Without being aware, I had wandered into a special tent for the Aranui 5. The food selection was amazing and the tent was less crowded until a very snooty looking French lady in front of me waved her Aranui 5 ID card and said this tent was just for the passengers. Well, that was like waving a red flag at me, so I made it my goal in life to sneak into the Aranui tent as often as possible, filling up on a delicious orange drink they had in huge Gatorade type coolers.

We sat picnic style on the grass with Roger and Sasha and enjoyed the offerings from the various tents and met other cruisers who wandered by. We then headed back to the dance venue, this time staking out prime seats just in front of the Mayor and the High Commissioner of the Marquesas (no need for security here, these guys were huge). I realized that the family I was sitting with was the Mayor’s kids and spent a lot of time teasing his 4-year-old granddaughter who was sitting just in front of me. She was sure a cutie!

The Rapa Nui dances captivated the audience with their customs and incredible dance movements.

This is the tamest version of this dance I could publish. Let's just say they get "up close and personal" during this dance.
The Rapa Nui had a way of capturing the attention of the female viewers.
Finally, what we had been all waiting for, the dance team from Easter Island, the Rapa Nui, entered the field. These guys and girls where incredible:  the men dressed (barely) in loin clothes and large feathered headdresses and the women in large white feather headdresses. To say the dances were suggestive is an understatement as their was no doubt in anyone’s mind as to what act they were depicting, but the beauty of French Polynesians is a complete lack of any self consciousness and a very open view of sexuality. Just watching these guys I could feel the body heat of the women around me rising. Female eye candy, indeed.

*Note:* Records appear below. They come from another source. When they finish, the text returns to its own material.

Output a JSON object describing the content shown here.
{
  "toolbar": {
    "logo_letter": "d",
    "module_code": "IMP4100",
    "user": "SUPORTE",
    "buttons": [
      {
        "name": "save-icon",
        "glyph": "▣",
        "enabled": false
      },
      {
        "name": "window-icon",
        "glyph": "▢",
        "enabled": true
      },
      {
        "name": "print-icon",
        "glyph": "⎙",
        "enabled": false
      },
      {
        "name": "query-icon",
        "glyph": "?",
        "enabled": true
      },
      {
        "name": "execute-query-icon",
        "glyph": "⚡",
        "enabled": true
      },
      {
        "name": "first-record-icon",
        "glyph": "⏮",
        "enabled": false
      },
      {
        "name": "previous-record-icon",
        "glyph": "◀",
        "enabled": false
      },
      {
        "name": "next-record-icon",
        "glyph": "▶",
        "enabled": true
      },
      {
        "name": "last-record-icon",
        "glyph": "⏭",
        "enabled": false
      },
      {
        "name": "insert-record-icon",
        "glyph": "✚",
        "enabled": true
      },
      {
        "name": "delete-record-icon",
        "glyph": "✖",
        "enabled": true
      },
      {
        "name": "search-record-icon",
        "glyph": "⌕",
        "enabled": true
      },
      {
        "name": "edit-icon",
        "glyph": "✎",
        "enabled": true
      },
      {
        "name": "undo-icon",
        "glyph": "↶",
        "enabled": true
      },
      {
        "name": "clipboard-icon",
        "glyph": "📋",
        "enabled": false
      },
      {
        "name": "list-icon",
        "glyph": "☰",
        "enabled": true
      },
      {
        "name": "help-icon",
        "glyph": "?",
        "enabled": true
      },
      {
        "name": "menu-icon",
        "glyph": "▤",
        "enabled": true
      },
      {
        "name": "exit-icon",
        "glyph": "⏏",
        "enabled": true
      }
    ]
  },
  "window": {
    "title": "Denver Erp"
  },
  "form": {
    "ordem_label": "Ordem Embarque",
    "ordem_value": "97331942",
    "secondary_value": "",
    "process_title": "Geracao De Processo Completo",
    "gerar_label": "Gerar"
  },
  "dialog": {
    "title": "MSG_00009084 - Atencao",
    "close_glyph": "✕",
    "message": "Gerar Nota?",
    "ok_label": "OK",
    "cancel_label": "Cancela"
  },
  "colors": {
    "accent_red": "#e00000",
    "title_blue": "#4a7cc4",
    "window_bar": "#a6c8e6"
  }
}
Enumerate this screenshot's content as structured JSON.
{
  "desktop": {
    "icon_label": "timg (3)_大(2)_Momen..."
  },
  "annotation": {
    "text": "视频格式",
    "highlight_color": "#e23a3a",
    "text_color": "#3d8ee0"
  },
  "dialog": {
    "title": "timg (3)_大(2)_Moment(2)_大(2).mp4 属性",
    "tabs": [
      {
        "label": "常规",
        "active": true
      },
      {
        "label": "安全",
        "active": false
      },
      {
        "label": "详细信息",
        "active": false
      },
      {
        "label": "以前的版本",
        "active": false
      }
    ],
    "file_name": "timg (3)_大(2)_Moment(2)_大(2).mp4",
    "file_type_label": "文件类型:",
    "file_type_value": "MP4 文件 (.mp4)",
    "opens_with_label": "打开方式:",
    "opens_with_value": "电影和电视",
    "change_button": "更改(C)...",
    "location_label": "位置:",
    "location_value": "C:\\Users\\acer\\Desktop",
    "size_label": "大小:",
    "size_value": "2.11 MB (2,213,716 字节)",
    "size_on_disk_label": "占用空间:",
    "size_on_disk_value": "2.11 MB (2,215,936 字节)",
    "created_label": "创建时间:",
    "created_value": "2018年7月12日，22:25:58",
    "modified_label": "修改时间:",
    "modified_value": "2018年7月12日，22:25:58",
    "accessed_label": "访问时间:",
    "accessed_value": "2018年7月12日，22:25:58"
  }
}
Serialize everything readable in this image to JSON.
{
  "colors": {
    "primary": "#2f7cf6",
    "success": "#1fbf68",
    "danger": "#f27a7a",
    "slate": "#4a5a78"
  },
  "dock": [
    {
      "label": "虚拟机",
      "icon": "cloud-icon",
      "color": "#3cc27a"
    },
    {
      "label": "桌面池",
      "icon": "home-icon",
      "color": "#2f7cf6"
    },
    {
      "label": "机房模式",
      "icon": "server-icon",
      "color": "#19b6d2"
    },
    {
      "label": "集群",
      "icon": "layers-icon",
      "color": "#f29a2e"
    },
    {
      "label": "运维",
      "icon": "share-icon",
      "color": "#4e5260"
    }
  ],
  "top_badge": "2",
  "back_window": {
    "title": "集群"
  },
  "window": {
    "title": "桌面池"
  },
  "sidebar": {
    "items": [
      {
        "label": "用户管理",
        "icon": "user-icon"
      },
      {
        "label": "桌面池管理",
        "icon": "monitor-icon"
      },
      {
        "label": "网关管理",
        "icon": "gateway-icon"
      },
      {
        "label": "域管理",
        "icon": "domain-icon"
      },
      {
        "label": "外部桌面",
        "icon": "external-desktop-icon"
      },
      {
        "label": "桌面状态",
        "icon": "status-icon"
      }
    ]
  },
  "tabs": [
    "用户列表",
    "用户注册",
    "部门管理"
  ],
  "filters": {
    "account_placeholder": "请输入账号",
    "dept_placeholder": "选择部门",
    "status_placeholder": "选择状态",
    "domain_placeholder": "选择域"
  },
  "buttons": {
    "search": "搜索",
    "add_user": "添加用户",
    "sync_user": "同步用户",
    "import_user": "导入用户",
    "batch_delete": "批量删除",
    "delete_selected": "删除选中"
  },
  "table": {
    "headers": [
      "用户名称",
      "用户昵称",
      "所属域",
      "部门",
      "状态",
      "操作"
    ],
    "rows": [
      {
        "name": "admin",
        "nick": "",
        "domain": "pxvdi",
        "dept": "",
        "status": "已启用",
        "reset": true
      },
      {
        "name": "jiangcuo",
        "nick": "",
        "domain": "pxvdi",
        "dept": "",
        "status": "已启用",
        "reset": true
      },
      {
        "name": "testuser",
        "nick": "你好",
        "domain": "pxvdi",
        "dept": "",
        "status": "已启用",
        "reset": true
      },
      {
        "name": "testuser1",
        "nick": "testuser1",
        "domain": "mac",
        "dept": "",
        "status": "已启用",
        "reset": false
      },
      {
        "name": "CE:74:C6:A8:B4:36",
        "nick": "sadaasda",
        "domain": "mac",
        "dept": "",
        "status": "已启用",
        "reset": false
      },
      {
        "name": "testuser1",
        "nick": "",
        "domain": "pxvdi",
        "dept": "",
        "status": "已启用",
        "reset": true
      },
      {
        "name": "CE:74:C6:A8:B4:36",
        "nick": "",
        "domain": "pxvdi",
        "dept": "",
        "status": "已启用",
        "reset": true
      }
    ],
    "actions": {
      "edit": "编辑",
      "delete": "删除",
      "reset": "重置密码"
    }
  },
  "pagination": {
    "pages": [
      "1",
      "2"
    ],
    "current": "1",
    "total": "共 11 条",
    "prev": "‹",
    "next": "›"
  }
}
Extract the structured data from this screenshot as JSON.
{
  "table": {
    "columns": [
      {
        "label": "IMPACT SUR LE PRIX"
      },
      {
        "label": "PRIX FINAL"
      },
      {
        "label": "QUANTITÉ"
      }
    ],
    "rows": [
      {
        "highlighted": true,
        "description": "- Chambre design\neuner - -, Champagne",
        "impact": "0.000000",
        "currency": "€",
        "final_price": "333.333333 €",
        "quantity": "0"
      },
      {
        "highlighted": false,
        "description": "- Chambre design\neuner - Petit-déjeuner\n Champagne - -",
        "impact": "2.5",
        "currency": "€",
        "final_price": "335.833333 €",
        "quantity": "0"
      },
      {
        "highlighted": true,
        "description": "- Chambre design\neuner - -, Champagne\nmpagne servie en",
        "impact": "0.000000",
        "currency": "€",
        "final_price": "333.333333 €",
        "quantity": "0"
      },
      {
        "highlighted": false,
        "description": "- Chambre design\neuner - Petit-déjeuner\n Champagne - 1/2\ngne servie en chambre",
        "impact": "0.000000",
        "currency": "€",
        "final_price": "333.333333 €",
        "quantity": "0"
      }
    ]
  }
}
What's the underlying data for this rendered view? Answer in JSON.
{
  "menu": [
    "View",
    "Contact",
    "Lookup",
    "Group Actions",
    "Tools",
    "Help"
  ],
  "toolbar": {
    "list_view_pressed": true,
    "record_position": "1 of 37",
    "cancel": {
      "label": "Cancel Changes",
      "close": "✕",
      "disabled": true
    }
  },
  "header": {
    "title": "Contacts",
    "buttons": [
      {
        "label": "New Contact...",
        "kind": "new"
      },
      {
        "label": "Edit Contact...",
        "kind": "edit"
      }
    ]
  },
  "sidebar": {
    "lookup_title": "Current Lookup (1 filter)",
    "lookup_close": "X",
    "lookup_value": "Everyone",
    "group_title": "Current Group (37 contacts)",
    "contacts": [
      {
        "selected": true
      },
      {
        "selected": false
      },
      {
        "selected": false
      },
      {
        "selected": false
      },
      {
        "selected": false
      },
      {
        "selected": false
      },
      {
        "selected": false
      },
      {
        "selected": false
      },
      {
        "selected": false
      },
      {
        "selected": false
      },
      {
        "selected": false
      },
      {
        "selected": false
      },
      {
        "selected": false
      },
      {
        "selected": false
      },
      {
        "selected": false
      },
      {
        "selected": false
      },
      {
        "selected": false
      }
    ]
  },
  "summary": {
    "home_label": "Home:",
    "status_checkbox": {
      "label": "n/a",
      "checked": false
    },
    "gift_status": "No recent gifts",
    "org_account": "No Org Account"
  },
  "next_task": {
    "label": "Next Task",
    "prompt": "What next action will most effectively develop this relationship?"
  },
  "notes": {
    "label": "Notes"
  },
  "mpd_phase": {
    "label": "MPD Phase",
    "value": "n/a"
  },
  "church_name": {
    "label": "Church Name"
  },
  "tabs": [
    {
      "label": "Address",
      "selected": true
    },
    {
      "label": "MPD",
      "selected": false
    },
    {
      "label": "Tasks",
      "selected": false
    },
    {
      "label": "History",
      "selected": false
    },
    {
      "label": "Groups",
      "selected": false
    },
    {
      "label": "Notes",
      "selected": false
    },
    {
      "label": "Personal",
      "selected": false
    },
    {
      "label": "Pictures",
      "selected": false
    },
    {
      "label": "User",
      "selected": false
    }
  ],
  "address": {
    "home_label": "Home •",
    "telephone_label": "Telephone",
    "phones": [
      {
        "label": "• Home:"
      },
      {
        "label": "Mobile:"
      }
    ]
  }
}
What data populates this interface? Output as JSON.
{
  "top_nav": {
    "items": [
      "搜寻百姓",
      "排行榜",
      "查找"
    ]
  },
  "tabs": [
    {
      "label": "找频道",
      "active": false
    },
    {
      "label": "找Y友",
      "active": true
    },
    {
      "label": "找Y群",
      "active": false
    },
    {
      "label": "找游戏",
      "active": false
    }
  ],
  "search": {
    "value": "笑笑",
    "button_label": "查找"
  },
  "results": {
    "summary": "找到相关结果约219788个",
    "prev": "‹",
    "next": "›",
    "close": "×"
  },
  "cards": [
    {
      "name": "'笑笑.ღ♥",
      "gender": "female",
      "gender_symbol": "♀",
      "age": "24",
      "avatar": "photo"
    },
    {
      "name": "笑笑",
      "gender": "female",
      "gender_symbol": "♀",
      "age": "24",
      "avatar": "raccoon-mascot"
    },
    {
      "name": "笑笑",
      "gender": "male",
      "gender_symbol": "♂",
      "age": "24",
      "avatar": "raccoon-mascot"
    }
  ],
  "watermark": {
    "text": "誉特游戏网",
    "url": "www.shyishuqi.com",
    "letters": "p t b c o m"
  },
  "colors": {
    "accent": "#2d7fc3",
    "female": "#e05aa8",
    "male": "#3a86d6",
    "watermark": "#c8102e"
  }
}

If this Rapa Nui thought he was going to intimidate this Ua Pou dancer he was in for a big surprise. She put on a sensual show that still has them talking back on the dock.
The Rapa Nui women were simply breathtaking. No one knows how to move their hips like a Polynesian woman.
As part of the dance performances, the dance troupe would go out in the audience and pick out someone from another team to join in the dancing. My favorite was a beautiful young woman in a blue top and orange pareu who was dancing with an almost naked Rapa Nui. I thought she might be intimidated, but I soon realized she was a ringer and could dance as sensual a dance as the guy. Again, everyone’s eyes were glued on this couple and the body heat of the audience definitely rose during their performance.

This "Catholic priest" who symbolically tried to turn the Marquesan's away from idolatry was summarily attacked and killed by the natives.
I liked the juxtaposition of the cross overlooking the "pagan" dances. French Polynesia is probably 90% Catholic with a smattering of Seventh Day Adventists and Mormons.
Another interesting performance was the arrival of a large wooden tiki carried by a group of about twenty warriors. Out of the crowd comes a man dressed like a Catholic priest waving a cross at the tiki, at which point the warriors attack and kill him. The various missionaries where famous for having tiki’s destroyed or mutilated (typically having the rather prominent penis cut off with hammers). Not speaking French or Marquesan I can’t give you any insight to the story behind this one, but it brought a response from the audience.

It had been a full day for Meryl and I and we decided to head back to the boat, missing the night dance performances of several teams. We figured there was much more dancing coming up the next day and we wanted to be alive to watch it.